Y llegamos hasta aquí con una Suprema Corte cara y comparativamente improductiva porque ha seguido las prácticas del viejo régimen, las reglas del juego de la era priista que convirtieron la función pública en una fórmula para la distribución del botín. Para la contratación de familiares. Para la creación de empleos. Para el otorgamiento de favores. Para la institucionalización del patronazgo. Por ello nuestra Corte, con sus 3 mil 116 funcionarios, tiene casi siete veces más personal que la Suprema Corte estadunidense y 45 veces más que el Tribunal Constitucional de Chile. Peor aún: de esas 3 mil 116 plazas, el 75% son para funciones de carácter administrativo y sólo el 25% sirven en funciones sustantivas o jurisdiccionales. La Corte mexicana dispone de 108 secretarios de estudio y cuenta. Pues resulta que el Tribunal Constitucional Español tiene sólo 54 plazas similares, pero con la mitad del número que emplea la nuestra resolvió más casos en el 2009. Nuestro tribunal supremo es tan grande, pesado y aletargado como los fósiles de sus contrapartes dinosáuricas.
¿Y en qué gastan tanto? Pues cada uno de los ministros gana 347 mil pesos netos al mes, más que el presidente de la República, quien percibe 152 mil pesos netos. Gastan más en los sueldos que se otorgan que los ministros en Canadá, Estados Unidos, Alemania, España, Colombia y Perú. Gastan en pensiones vitalicias que van de 150 mil a 225 mil pesos mensuales. Gastan en seguros de gastos médicos mayores, por los cuales el máximo tribunal eroga de 10 mil a 100 mil pesos anuales por cada ministro, incluyendo a los ya retirados. Gastan una suma diaria de 33 mil 766 pesos presupuestada para alimentos por ministro. Gastan en viáticos para viajes nacionales e internacionales la cantidad de 19 millones 148 mil 457 pesos, que diariamente serían 54 mil 115 pesos por persona. Gastan porque pueden hacerlo.

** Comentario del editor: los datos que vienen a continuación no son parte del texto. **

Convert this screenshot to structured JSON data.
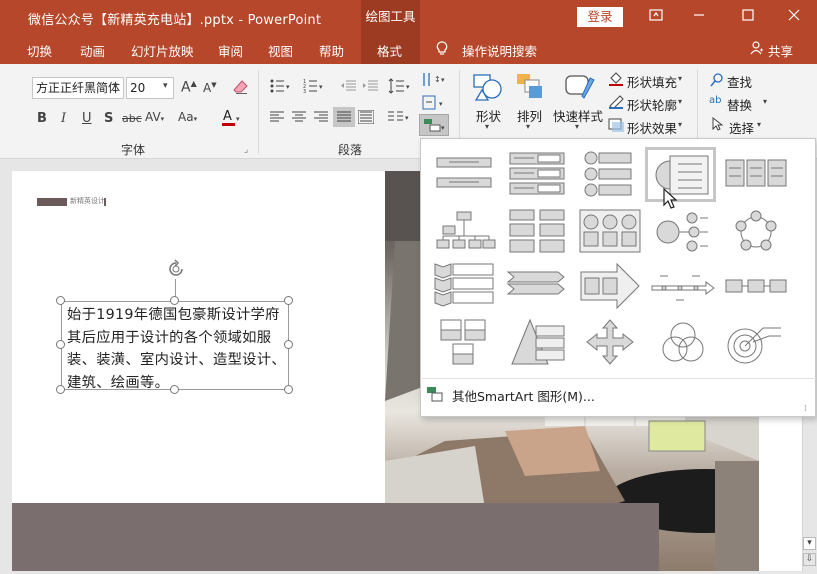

Los ministros, lamentablemente, habitan ese país paralelo distinto al de la mayor parte de los ciudadanos. En esa otra realidad pueden ser los reyes mejor alimentados, los sultanes más apapachados, los dinosaurios más engordados. Desde su posición privilegiada no tienen que predicar con el ejemplo, dejar de autoasignarse prestaciones excesivas o injustificables, valorar la ética pública o afianzar la confianza ciudadana. Ante los escandalosos datos revelados por el CIDE han respondido con el silencio o la ofuscación. Quizás creen en el viejo dicho que se usa para justificar los sueldos altos: “si pagas cacahuates, obtendrás monos”. El problema no es que hayamos creado monos, pero sí hemos concebido un dinosaurio insaciable. Tenemos una Corte muy cara, mal administrada, con una burocracia demasiado amplia y con sueldos y prestaciones excesivas para los altos cargos. Un tiranosaurio mex que se nutre del erario y de los impuestos pagados por millones de ciudadanos.